Cocoon networks

Shroud routes inference traffic through one of two Cocoon networks — distinct upstream Cocoon proxies, each with its own model catalog, worker fleet, and pricing config. The network you target determines:

  • which models are available;

  • which workers serve your request;

  • the owned_by value returned by /v1/models;

  • the pricing applied (each network has its own pricing config).

Network

Status

Notes

cocoon-classic

Available

Original Cocoon proxy network.

cocoon-alpha

Available

Newer network with separate model fleet and worker schedule.

The default network for unprefixed routes is set per-deployment via the cocoon.default_network config knob. When in doubt, list models on the unprefixed /v1/models endpoint and read each entry's owned_by field.

Targeting a network

Every Cocoon-bound HTTP and WebSocket route is reachable under three shapes:

Shape

Path pattern

Routes to

Default

/v1/...

The deployment's default_network.

Classic explicit

/cocoon-classic/v1/...

Always cocoon-classic, regardless of default.

Alpha explicit

/cocoon-alpha/v1/...

Always cocoon-alpha, regardless of default.

Use the explicit forms when you want stable routing that doesn't follow operator changes to default_network, or when the default network doesn't have the model you need.

The full Cocoon-bound route grid:

Surface

Default

Classic explicit

Alpha explicit

Chat completions

/v1/chat/completions

/cocoon-classic/v1/chat/completions

/cocoon-alpha/v1/chat/completions

List models

/v1/models

/cocoon-classic/v1/models

/cocoon-alpha/v1/models

List workers

/v1/cocoon/workers

/cocoon-classic/v1/cocoon/workers

/cocoon-alpha/v1/cocoon/workers

Cocoon WebSocket

wss://shroud.us/v1/cocoon/stream

wss://shroud.us/cocoon-classic/v1/cocoon/stream

wss://shroud.us/cocoon-alpha/v1/cocoon/stream

Network-agnostic routes (/mcp, /rpc, /v1/midnight/rpc, /.well-known/*) don't have prefixed forms; they're not Cocoon-bound.
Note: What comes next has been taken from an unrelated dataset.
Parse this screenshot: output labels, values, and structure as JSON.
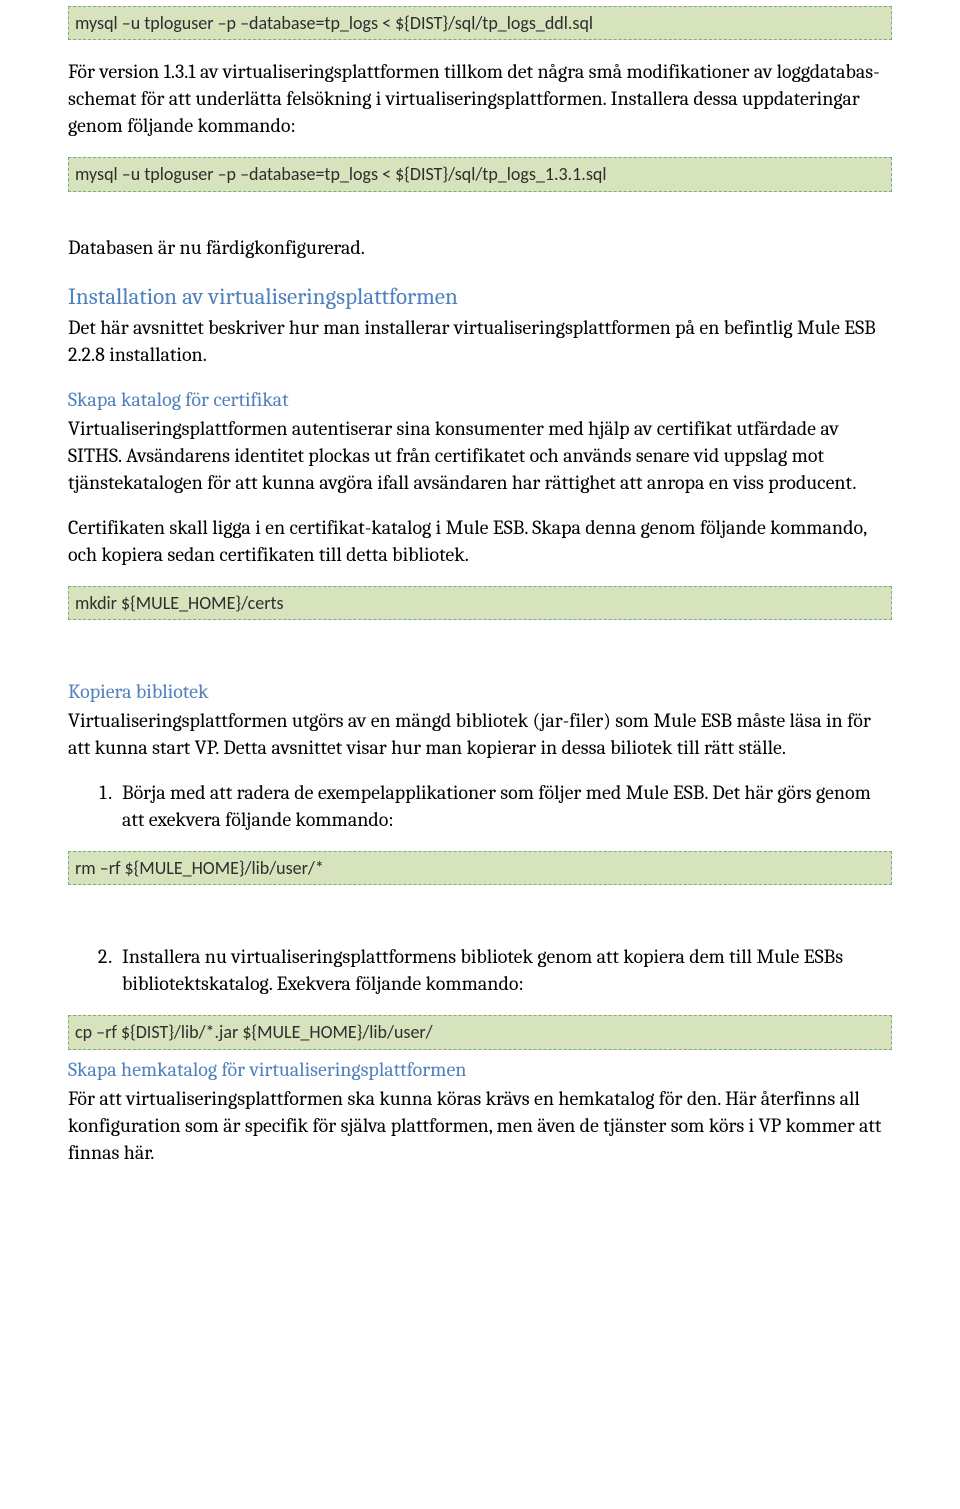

Inspecting which networks are enabled

curl https://shroud.us/v1/models \ -H "Authorization: Bearer shroud_prod_..."
{ "object": "list", "data": [ {"id": "Qwen/Qwen3-32B", "object": "model", "owned_by": "cocoon-classic"}, {"id": "Qwen/Qwen3-32B", "object": "model", "owned_by": "cocoon-alpha"} ] }

The same model id appears once per enabled network. To see only one network, use the prefixed form:

curl https://shroud.us/cocoon-classic/v1/models \ -H "Authorization: Bearer shroud_prod_..."
{ "object": "list", "data": [ {"id": "Qwen/Qwen3-32B", "object": "model", "owned_by": "cocoon-classic"} ] }

The created field that OpenAI's spec includes is intentionally omitted: Cocoon doesn't have a meaningful creation timestamp for a registered model, so synthesizing one would mislead.
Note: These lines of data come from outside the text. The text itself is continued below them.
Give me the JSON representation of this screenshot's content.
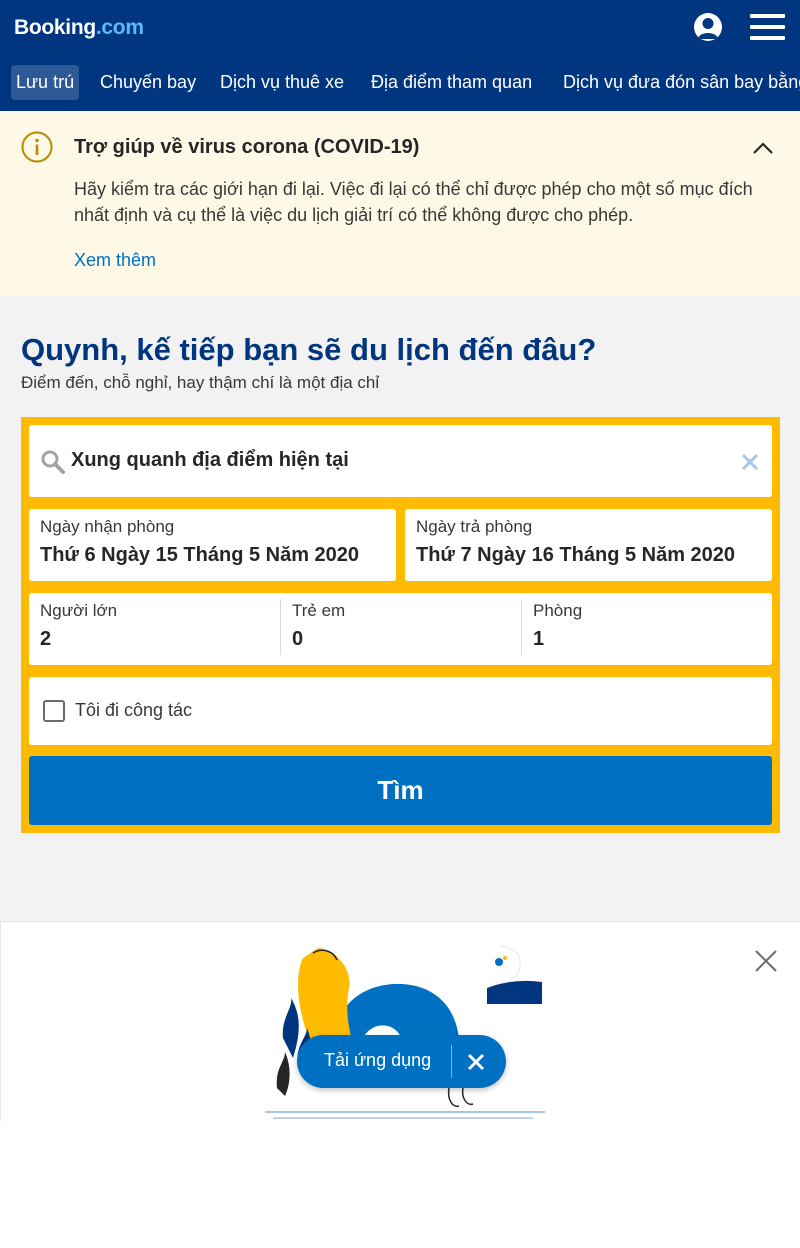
{
  "header": {
    "logo_main": "Booking",
    "logo_suffix": ".com",
    "icons": {
      "user": "user-account-icon",
      "menu": "hamburger-menu-icon"
    },
    "colors": {
      "primary": "#003580",
      "accent_link": "#0071c2",
      "search_frame": "#febb02"
    }
  },
  "nav": {
    "items": [
      {
        "label": "Lưu trú",
        "active": true
      },
      {
        "label": "Chuyến bay",
        "active": false
      },
      {
        "label": "Dịch vụ thuê xe",
        "active": false
      },
      {
        "label": "Địa điểm tham quan",
        "active": false
      },
      {
        "label": "Dịch vụ đưa đón sân bay bằng taxi",
        "active": false
      }
    ]
  },
  "covid": {
    "icon": "info-icon",
    "title": "Trợ giúp về virus corona (COVID-19)",
    "text": "Hãy kiểm tra các giới hạn đi lại. Việc đi lại có thể chỉ được phép cho một số mục đích nhất định và cụ thể là việc du lịch giải trí có thể không được cho phép.",
    "link": "Xem thêm",
    "collapse_icon": "chevron-up-icon"
  },
  "search": {
    "headline": "Quynh, kế tiếp bạn sẽ du lịch đến đâu?",
    "subline": "Điểm đến, chỗ nghỉ, hay thậm chí là một địa chỉ",
    "destination_value": "Xung quanh địa điểm hiện tại",
    "checkin": {
      "label": "Ngày nhận phòng",
      "value": "Thứ 6 Ngày 15 Tháng 5 Năm 2020"
    },
    "checkout": {
      "label": "Ngày trả phòng",
      "value": "Thứ 7 Ngày 16 Tháng 5 Năm 2020"
    },
    "adults": {
      "label": "Người lớn",
      "value": "2"
    },
    "children": {
      "label": "Trẻ em",
      "value": "0"
    },
    "rooms": {
      "label": "Phòng",
      "value": "1"
    },
    "business_label": "Tôi đi công tác",
    "business_checked": false,
    "submit_label": "Tìm"
  },
  "app_banner": {
    "cta_label": "Tải ứng dụng",
    "icons": {
      "close": "close-icon",
      "pill_close": "close-icon"
    }
  }
}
Pinning a network from a client

OpenAI-compatible clients

Pin by setting base_url to a network-prefixed path:

from openai import OpenAI # Pin to cocoon-classic regardless of the deployment default. client = OpenAI( api_key="shroud_prod_...", base_url="https://shroud.us/cocoon-classic/v1", )
import OpenAI from "openai"; const client = new OpenAI({ apiKey: "shroud_prod_...", baseURL: "https://shroud.us/cocoon-classic/v1", });

Cocoon Go SDK

Override the per-route paths so each call goes to the prefixed endpoint:

client := cocoon.NewClient("wss://shroud.us", cocoon.WithAPIKey("shroud_prod_..."), cocoon.WithStreamPath("/cocoon-classic/v1/cocoon/stream"), cocoon.WithModelsPath("/cocoon-classic/v1/models"), cocoon.WithWorkersPath("/cocoon-classic/v1/cocoon/workers"), )

The SDK defaults are the unprefixed routes (/v1/models, /v1/cocoon/stream, /v1/cocoon/workers), which follow the deployment default_network.

Cocoon TypeScript SDK

import { CocoonClient } from "@alphatoncapital/shroud-sdk"; const client = new CocoonClient("wss://shroud.us", { apiKey: "shroud_prod_...", streamPath: "/cocoon-classic/v1/cocoon/stream", modelsPath: "/cocoon-classic/v1/models", });

When to pin

If you don't have a reason to care, leave the prefix off and let the deployment default decide. Pin explicitly when:

  • The model you need isn't on the default network — check /v1/models first.

  • You're running A/B comparisons across networks.

  • You need stable routing that won't follow an operator change to default_network.

  • You're integrating against a partner that requires a specific network.